Ce travail, il ne pouvait le faire seul : dans sa quête de documentation, il fut largement secondé par  un militant communiste, instituteur de profession, qu’il rencontra à Cassis en 1933 : Marcel Lallemand. Voici le portrait qu’il trace de ce Mentor, dans une lettre à Jean Guéhenno, de décembre 1934, comme un enfant détenteur d’un trésor venu d’une autre planète : « J’ai depuis 2 ans un ami communiste : Marcel Lallemand. Retenez ce nom. L’homme est un admirable possédé. Communiste de fait, d’action, dès avant la guerre (pendant laquelle il a plusieurs fois risqué sa  peau, pas pour la patrie, pour la Cause…) Il est instituteur. L’autodidacte  type, sans école, sans diplôme… »
 
C’est Marcel Lallemand, peint ainsi comme une sorte d’extra terrestre aux grandes capacités intellectuelles qui fut la principale source de renseignements de RMG sur le milieu ouvrier et la doctrine socialiste de l’immédiat avant-guerre. Et c’est à ce même  Lallemand que RMG avouait en 1936, alors que l’Eté 14 était presque achevé : «  Je traite un sujet auquel je n’entends rien, auquel je n’entendrai jamais rien, à moins de revivre une seconde vie dans la peau d’un révolutionnaire ou d’un prolétaire. J’ai commis la faute majeure, impardonnable : vouloir parler de ce qu’on ne sait pas, de ce qui ne s’apprend pas. » 

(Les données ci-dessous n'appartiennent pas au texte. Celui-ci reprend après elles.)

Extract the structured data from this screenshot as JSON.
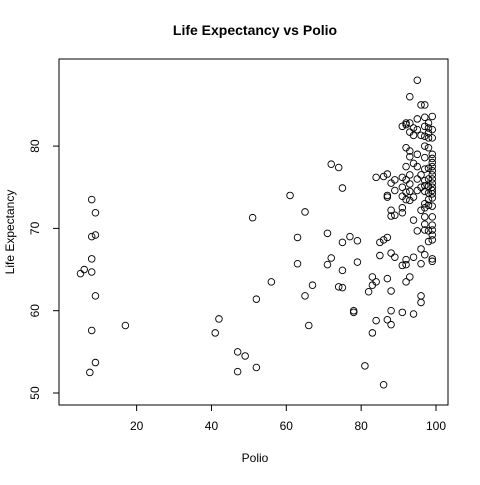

            En 1992 et 1993, parurent les 3 volumes du Journal de RMG, trois gros volumes, dont la rédaction s’étale entre 1896 et 1958,  très riches en nouveaux apports sur « l’homme et l’œuvre », comme on dit. On y chercherait en vain  une analyse en profondeur d’une œuvre ressortissant à la littérature prolétarienne. Les auteurs  s’y rattachant n’y sont qu’exceptionnellement et fugitivement mentionnés. Pourtant, ce journal est, la principale source d’informations sur les lectures de RMG, sur ce qu’il pensait de la littérature et du théâtre contemporains, de ses confrères, de leur art, de leurs engagements.  Or, il n’y est pratiquement jamais question d’auteurs comme Henri Barbusse ou Henri Poulaille à la génération desquels il appartenait, cadet de l’un et aîné de l’autre d’une dizaine d’années.  De même, sa très abondante correspondance (10 volumes publiés à ce jour) ne fait pas apparaître d’interlocuteur lié de près à la littérature prolétarienne, à l’exception notable d’Eugène Dabit ; RMG entretint, entre 1927 et 1936 (année de la mort de Dabit)  une abondante correspondance avec l’auteur de  L’Hôtel du Nord,  qui appartenait au courant de la « littérature prolétarienne », défini par Henri Poulaille dans les années 30. Cette correspondance dura jusqu’à la mort de Dabit, en 1936, mais il y était beaucoup plus question  d’esthétique romanesque et de questions éditoriales que  de  problèmes  sociaux ou politiques.  RMG, dont la fidélité en amitié était proverbiale,  se souciait peu des origines et des engagements de ses amis.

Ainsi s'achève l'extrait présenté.